Still, there were times when the old habits of hard work and professionalism shone through. J.C. Chasez, a member of 'N Sync who shared a stage with Jackson several times, remembers being backstage at a 9/11 benefit concert and listening in awe as Jackson rehearsed before his performance: "He was doing vocal drills for an hour before he went out 40 years old and the guy is warming up for an hour before every show. He wanted to give that audience the best he had."
Offstage, though, the stranger kind of performances just kept on coming. In 2003, Jackson appeared in a two-hour documentary with British journalist Martin Bashir. When Bashir asked him about taking boy visitors to Neverland for sleepovers, Jackson answered, "The most loving thing to do is to share your bed with someone, you know?" At one point in Bashir's film, a 13‑year-old cancer patient could be seen holding hands with Jackson. Soon that boy would be the accuser in a criminal case brought by the same district attorney who had investigated Jackson in '93. This time, Sneddon persuaded a grand jury to bring a felony indictment against the singer for child molestation, conspiracy and giving alcohol to a minor.

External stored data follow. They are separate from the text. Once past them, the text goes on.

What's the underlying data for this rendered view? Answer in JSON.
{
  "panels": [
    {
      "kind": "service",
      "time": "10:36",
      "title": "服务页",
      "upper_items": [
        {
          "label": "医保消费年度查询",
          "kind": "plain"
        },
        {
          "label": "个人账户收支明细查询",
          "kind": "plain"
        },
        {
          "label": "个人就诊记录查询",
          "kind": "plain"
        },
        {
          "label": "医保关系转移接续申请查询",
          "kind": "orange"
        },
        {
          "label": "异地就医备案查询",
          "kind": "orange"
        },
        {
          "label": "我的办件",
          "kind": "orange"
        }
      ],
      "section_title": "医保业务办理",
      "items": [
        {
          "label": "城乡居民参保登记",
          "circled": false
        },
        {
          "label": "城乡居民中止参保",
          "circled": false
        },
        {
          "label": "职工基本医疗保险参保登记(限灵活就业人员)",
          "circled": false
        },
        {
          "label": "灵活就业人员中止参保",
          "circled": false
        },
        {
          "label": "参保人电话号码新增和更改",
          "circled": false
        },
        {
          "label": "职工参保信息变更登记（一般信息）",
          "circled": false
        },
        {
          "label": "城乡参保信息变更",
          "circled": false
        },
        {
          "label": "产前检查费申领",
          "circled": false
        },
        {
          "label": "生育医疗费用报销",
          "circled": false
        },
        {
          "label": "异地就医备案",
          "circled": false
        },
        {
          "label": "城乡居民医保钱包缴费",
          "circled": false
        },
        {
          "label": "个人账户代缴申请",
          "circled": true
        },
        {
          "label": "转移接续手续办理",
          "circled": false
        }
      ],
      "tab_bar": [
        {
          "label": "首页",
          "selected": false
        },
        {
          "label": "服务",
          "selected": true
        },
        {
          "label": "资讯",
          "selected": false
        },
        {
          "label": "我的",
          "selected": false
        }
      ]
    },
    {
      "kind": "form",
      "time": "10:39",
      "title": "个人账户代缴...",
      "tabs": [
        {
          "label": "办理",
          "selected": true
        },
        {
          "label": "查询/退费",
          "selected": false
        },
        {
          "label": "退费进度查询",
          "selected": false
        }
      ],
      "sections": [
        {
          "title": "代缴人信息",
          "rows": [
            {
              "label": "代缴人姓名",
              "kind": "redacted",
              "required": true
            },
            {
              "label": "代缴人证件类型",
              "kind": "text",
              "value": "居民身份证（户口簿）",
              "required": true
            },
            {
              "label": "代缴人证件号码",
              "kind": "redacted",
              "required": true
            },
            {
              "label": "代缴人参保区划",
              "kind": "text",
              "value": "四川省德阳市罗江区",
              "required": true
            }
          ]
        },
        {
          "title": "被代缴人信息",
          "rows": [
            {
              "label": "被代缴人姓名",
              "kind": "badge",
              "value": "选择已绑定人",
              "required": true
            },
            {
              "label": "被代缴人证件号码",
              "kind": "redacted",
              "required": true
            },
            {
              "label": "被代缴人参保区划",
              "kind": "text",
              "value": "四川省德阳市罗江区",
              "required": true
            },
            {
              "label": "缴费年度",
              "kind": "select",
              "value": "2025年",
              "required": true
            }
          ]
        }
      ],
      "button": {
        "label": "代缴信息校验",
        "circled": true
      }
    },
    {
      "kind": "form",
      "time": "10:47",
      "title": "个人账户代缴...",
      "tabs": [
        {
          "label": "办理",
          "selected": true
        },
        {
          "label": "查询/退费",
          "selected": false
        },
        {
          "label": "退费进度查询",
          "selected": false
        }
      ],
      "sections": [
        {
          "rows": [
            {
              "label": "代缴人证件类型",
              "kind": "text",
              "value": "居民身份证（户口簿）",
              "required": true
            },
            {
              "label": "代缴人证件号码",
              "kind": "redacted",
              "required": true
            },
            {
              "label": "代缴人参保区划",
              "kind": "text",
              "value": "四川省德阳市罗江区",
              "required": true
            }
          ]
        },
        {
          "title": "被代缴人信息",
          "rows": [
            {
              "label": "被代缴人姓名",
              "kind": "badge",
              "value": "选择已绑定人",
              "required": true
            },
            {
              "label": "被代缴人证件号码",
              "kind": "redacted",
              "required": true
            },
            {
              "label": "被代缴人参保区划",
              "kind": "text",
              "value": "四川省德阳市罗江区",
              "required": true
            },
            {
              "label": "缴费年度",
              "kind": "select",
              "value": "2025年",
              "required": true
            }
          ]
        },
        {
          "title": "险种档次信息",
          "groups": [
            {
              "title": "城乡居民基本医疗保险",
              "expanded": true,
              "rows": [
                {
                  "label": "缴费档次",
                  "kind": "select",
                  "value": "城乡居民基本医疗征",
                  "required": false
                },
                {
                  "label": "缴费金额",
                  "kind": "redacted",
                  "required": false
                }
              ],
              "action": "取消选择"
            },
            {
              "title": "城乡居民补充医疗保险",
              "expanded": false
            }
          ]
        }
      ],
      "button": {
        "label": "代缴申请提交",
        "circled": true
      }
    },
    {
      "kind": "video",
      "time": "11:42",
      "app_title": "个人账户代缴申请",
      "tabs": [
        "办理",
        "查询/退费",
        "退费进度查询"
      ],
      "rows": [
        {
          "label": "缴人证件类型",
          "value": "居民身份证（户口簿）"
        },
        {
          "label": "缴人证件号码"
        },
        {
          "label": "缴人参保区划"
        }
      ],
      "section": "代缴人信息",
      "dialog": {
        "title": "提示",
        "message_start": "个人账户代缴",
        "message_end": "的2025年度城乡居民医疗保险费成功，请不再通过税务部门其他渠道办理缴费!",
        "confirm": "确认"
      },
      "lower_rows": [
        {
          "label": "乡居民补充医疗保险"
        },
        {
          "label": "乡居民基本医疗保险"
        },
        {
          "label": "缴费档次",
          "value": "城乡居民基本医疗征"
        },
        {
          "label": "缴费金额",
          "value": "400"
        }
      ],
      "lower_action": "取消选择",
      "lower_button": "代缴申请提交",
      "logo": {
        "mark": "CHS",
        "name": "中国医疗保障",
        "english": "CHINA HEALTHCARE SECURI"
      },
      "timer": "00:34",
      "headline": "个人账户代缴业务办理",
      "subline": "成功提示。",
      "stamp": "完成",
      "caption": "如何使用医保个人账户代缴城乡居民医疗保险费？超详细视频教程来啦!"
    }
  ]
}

What followed, starting in February 2005, was a 14-week trial by jury and by media. Since cameras weren't allowed in the courtroom, E! Entertainment Television produced nightly staged re-enactments of the previous day's testimony. The prosecution brought out porn magazines seized from Jackson's house and called the boy to testify that Jackson had plied him with wine Jackson allegedly called it "Jesus juice" before making his moves. But it also called to the stand a parade of witnesses who had to admit they had lied in other proceedings or sold their stories to the tabloids. And it had to contend with an 80-minute video produced by the Jackson camp in which the boy's mother went on about how grateful she was for the time her son had spent with him. The jury found Jackson innocent on all counts.